Un livre roboratif, donc. Qui va à l'essentiel, et permettra à beaucoup de réfléchir avec distance à ce gloubi boulga qu'on nous présente sans cesse, et dont la complication sollicite tellement les neurones qu'on ne veut pas voir qu'elle masque beaucoup de vacuité. Un livre sévère, donc, mais essentiel. Et il faudrait maintenant une réponse, qui réponde à l'essentiel, pour convaincre à nouveau de cet alpha et oméga de notre conscience politico-militaire.

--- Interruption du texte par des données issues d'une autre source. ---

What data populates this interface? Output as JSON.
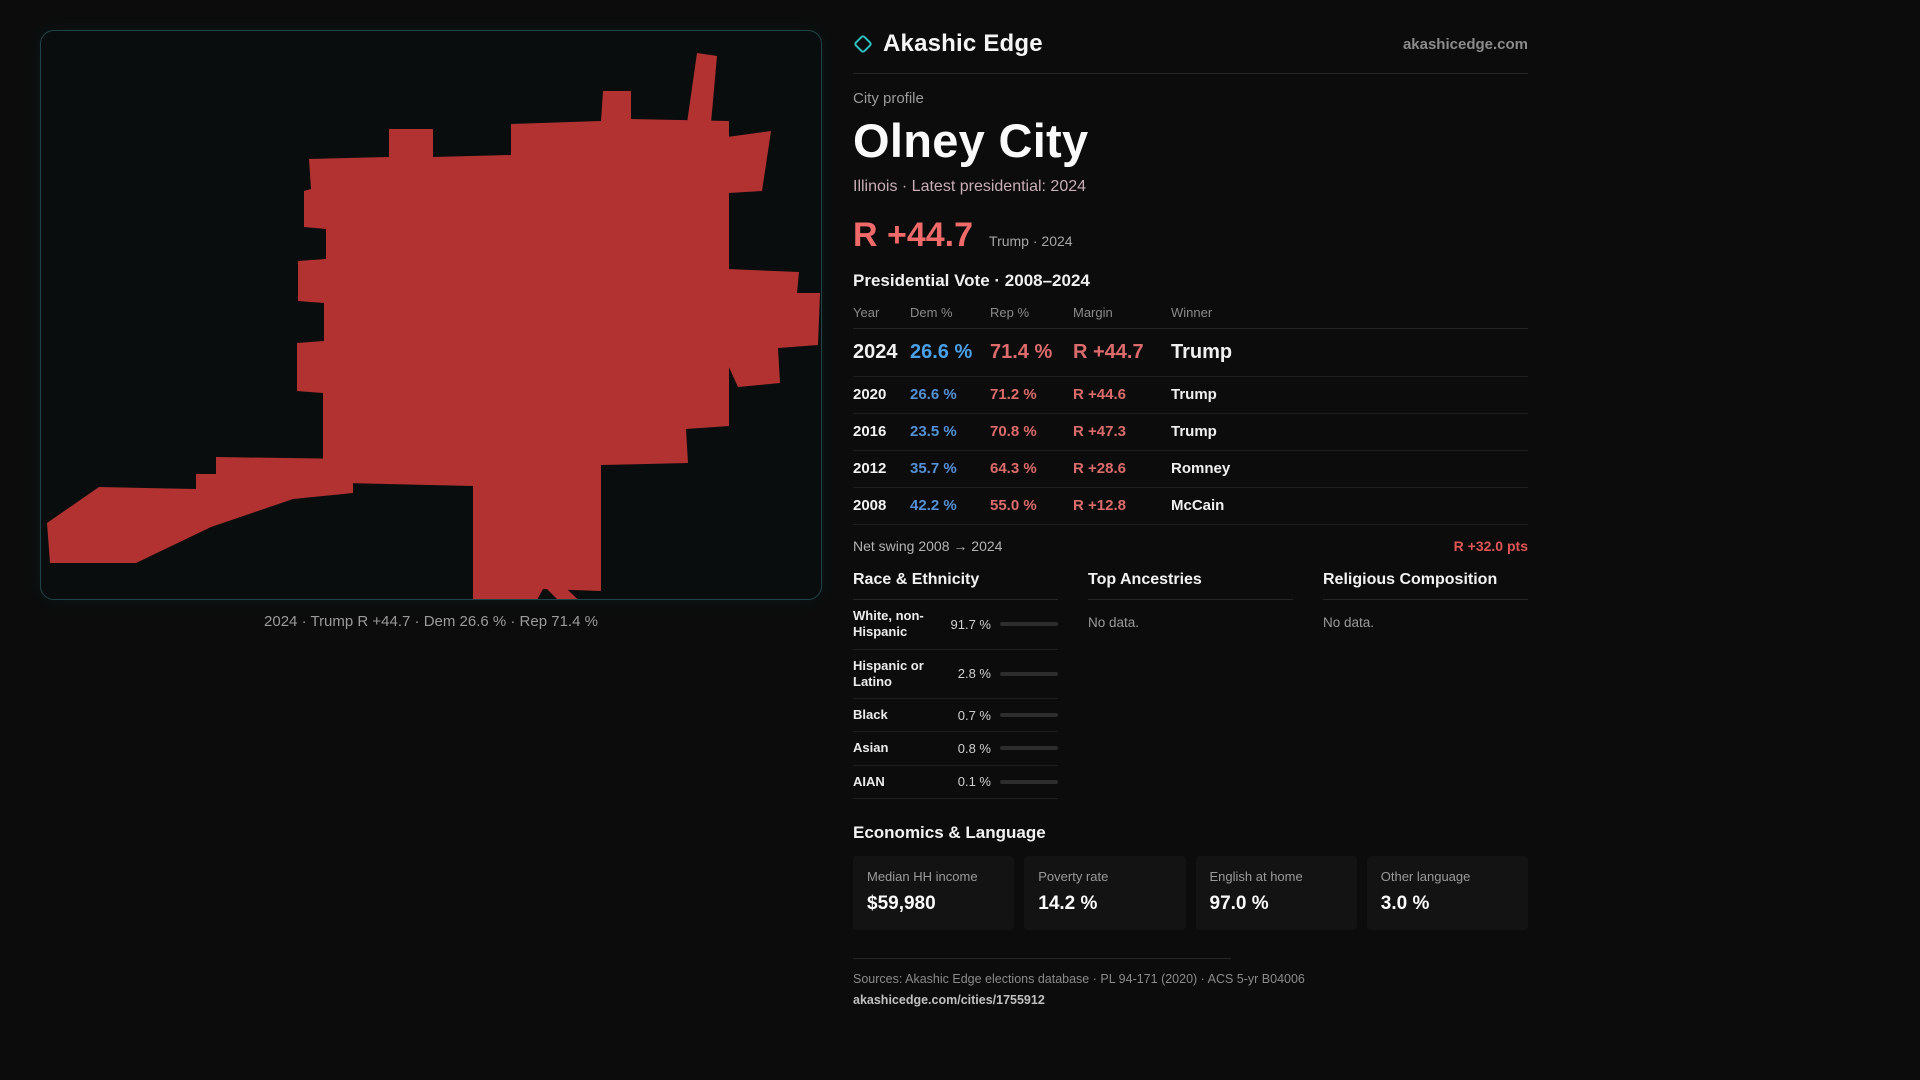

NB : Juste une remarque amicale : Quiévrain n'est pas une rivière, comme JDM le laisse croire (p. 77) mais la première commune belge que l'on rencontre après avoir traversé la frontière par la nationale Paris Bruxelles. Toutefois, ma science est fraîche, puisque j'ai fait cette découverte il y a trois ans seulement....

O. Kempf

Commentaires

1. Le mardi 4 août 2009, 20:37 par

Bonjour,

Merci pour cette fiche de lecture d'un ouvrage qui devrait trouver à court terme une place sur mon chevet. Je suis amplement d'accord sur le constat que cette pusillanimité face aux défis contemporains place l'Union Européenne dans la désormais bien remplie corbeille des utopies politiques. D'ailleurs je parle généralement d'impuissance commune lorsque de grandes actions de l'UE qui doivent être menées finissent lamentablement par tourner en eau de boudin. Et ça ne se cantonne pas qu'à la défense hélas (il suffit de suivre le feuilleton GALILEO comme exemple parmi tant d'autres).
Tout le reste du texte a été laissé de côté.